Esta Suprema Corte, ao proceder ao exame comparativo entre a Lei nº 10.258/2001 e a Lei nº 8.906/94 (art. 7º, V), reconheceu, nesse cotejo, a existência de uma típica situação configuradora de antinomia em sentido próprio, eminentemente solúvel, porque superável mediante utilização, na espécie, do critério da especialidade (“lex specialis derogat generali”), cuja incidência, no caso, tem a virtude de viabilizar a preservação da essencial coerência, integridade e unidade sistêmica do ordenamento positivo (RTJ 172/226-227, Rel. Min. CELSO DE MELLO, v.g.).

Ao assim decidir, o Supremo Tribunal Federal teve presente, dentre outras lições expendidas por eminentes autores (HUGO DE BRITO MACHADO, “Introdução ao Estudo do Direito”, p. 164/166 e 168, itens ns. 1.2, 1.3 e 1.6, 2ª ed., 2004, Atlas; MARIA HELENA DINIZ, “Lei de Introdução ao Código Civil Brasileiro Interpretada”, p. 67/69, item n. 4, e p. 72/75, item n. 7, 1994, Saraiva; ROBERTO CARLOS BATISTA, “Antinomias Jurídicas e Critérios de Resolução”, “in” Revista de Doutrina e Jurisprudência-TJDF/T, vol. 58/25-38, 32-34, 1998; RAFAEL MARINANGELO, “Critérios para Solução de Antinomias do Ordenamento Jurídico”, “in” Revista do Instituto dos Advogados de São Paulo, vol. 15/216-240, 232-233, 2005, RT, v.g), o magistério – sempre lúcido e autorizado – de NORBERTO BOBBIO (“Teoria do Ordenamento Jurídico”, p. 91/92 e 95/97, item n. 5, trad.
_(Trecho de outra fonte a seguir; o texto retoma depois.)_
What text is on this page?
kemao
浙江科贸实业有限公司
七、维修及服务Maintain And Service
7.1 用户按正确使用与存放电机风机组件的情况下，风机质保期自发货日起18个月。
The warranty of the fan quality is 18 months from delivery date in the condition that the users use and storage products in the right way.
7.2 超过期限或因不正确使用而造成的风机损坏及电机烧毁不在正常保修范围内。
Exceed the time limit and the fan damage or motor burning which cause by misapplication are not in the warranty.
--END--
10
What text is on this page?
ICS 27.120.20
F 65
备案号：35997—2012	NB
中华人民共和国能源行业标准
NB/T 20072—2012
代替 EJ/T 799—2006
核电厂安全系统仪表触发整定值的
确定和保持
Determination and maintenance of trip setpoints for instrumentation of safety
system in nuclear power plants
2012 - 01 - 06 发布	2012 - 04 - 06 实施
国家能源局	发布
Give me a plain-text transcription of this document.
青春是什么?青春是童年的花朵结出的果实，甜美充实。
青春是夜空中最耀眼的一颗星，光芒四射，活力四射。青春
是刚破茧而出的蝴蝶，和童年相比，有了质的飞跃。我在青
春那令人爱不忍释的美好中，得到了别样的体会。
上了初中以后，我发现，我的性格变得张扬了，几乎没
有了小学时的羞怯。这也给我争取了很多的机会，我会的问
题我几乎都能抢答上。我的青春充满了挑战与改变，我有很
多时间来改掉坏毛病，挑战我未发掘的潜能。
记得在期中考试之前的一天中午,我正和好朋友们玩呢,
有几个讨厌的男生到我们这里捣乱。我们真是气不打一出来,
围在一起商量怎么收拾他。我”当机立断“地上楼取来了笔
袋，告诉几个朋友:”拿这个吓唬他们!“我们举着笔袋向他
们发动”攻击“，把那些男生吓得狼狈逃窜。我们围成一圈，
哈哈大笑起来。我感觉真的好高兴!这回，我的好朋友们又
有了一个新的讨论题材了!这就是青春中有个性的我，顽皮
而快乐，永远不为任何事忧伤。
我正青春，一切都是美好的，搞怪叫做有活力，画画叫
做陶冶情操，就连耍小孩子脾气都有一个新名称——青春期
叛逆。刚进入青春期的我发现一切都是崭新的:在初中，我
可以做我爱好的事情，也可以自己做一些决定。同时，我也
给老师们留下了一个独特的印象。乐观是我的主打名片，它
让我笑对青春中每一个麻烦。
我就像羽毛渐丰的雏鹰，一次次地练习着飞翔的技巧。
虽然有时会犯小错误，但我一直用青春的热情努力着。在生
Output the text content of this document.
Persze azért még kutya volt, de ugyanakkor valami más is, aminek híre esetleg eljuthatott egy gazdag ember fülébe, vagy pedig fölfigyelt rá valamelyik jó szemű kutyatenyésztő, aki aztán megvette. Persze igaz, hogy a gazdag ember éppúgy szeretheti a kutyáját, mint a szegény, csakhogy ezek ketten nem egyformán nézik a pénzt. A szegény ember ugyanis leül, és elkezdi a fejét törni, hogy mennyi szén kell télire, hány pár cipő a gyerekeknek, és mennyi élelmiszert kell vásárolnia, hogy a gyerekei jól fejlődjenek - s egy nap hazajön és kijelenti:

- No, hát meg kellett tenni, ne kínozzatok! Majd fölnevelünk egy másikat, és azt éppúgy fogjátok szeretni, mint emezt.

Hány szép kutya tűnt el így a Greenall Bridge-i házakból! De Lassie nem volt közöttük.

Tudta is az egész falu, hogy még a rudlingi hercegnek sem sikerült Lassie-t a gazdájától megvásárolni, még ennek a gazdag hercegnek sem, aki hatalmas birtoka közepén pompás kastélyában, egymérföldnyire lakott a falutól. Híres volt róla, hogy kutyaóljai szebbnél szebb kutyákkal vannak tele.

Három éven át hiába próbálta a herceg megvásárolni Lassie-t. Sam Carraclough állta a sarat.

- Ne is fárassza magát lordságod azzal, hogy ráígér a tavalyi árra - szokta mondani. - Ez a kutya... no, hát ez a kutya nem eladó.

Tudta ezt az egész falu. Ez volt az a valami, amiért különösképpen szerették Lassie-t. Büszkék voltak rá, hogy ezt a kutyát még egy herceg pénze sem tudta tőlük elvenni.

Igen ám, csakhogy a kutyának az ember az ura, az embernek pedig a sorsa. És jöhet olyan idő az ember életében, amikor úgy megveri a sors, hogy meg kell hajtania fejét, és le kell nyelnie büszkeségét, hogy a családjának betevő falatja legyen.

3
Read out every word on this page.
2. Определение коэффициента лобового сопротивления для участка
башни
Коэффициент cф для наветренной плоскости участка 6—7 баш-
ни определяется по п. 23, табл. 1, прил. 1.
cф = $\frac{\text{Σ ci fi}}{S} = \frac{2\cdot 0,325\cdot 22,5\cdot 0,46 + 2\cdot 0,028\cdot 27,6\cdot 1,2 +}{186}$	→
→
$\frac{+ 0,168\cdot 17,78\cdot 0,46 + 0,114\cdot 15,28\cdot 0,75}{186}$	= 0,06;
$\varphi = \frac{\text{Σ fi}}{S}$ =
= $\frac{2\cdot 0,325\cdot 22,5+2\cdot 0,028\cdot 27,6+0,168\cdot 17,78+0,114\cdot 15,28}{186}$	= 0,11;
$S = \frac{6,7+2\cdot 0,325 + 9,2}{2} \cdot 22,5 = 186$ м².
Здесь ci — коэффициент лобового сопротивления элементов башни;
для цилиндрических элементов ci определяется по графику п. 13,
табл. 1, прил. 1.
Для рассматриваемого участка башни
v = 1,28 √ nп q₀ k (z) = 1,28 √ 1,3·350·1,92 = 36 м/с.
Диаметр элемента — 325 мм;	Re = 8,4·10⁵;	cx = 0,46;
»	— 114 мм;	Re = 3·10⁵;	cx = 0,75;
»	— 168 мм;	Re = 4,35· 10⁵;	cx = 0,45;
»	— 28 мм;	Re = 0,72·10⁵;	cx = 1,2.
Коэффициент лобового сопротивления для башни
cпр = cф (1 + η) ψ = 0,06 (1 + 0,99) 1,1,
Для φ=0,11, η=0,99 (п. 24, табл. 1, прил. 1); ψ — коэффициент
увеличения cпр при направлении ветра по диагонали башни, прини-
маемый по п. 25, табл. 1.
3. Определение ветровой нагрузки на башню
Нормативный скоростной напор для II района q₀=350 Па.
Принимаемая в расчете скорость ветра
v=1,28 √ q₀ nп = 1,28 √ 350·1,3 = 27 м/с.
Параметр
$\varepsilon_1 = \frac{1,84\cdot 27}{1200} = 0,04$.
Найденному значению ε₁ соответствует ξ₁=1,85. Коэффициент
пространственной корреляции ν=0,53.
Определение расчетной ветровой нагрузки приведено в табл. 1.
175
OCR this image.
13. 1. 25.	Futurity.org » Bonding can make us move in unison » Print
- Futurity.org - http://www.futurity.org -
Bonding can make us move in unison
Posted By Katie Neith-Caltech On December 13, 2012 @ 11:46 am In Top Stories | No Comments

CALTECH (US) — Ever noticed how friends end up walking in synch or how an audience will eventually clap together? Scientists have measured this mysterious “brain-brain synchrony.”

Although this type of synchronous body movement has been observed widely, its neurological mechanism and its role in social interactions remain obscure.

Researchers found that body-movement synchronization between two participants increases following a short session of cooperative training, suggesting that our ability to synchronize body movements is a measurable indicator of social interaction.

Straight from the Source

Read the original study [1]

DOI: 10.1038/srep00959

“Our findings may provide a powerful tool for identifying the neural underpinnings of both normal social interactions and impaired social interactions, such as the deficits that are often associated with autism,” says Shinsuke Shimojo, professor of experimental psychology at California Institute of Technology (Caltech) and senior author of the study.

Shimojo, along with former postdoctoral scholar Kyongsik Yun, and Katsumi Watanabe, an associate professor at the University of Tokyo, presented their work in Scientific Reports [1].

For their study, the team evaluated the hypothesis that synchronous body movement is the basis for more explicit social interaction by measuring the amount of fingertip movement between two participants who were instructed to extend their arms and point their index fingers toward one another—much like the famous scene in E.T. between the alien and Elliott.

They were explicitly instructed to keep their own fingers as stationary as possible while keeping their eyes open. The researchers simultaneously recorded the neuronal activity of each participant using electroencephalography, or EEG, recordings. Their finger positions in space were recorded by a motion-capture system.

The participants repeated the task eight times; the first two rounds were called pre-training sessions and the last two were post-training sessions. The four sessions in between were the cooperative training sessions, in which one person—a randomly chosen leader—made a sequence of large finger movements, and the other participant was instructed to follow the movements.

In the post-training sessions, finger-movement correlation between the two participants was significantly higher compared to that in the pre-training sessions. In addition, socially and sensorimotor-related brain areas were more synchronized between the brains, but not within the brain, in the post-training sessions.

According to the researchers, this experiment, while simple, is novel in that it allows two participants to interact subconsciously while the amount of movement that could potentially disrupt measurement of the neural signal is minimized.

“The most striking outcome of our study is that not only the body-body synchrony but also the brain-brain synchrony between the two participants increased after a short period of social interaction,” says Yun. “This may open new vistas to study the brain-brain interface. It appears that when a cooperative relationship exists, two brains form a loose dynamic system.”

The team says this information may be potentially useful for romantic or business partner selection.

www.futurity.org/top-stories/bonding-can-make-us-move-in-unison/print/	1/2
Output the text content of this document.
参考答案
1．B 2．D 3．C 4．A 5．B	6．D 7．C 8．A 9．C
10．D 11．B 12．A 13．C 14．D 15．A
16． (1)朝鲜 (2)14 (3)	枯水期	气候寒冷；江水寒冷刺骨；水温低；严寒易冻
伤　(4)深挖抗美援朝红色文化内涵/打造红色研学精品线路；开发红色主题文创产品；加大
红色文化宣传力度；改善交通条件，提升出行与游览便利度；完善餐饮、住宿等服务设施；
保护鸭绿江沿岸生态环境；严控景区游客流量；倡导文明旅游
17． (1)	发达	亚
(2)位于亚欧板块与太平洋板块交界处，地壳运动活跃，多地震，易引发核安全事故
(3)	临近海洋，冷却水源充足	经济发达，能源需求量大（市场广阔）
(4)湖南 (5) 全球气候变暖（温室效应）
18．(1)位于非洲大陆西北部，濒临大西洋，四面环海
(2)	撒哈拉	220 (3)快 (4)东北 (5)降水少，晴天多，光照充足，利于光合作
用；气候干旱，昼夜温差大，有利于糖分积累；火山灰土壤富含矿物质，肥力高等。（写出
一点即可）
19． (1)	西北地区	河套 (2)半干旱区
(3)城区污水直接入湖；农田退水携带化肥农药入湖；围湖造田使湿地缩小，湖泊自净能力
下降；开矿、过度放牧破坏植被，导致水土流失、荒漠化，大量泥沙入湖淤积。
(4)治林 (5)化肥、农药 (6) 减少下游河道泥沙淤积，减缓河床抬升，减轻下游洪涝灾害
Cláudio de Cicco/Maria Celeste C. J. Santos, 1989, Polis/Editora UnB), para quem, na perspectiva do contexto em exame, e ocorrendo situação de conflito entre normas (aparentemente) incompatíveis, deve prevalecer, por efeito do critério da especialidade, o diploma estatal (o Estatuto da Advocacia, no caso) “que subtrai, de uma norma, uma parte de sua matéria, para submetê-la a uma regulamentação diferente (contrária ou contraditória)…” (grifei).

Cumpre observar, de outro lado, neste ponto, que, mesmo que se tenha por configurada, na espécie, hipótese mais complexa (motivada pela existência de antinomia entre os critérios cronológico e de especialidade), reveladora, por tal razão, de uma clássica antinomia de segundo grau – decorrente, no caso, da incompatibilidade entre norma anterior especial (Lei nº 8.906/94, art. 7º, V) e norma posterior geral (Lei nº 10.258/2001) -, ainda assim prevalecerá, por efeito da hierarquização do critério da especialidade (JUAREZ FREITAS, “A Interpretação Sistemática do Direito”, p. 94/98, item n. 3.4, e p. 106/107, item n. 4.2, 3ª ed., 2002, Malheiros), a norma fundada no Estatuto da Advocacia (“lex posterior generalis non derogat priori speciali”).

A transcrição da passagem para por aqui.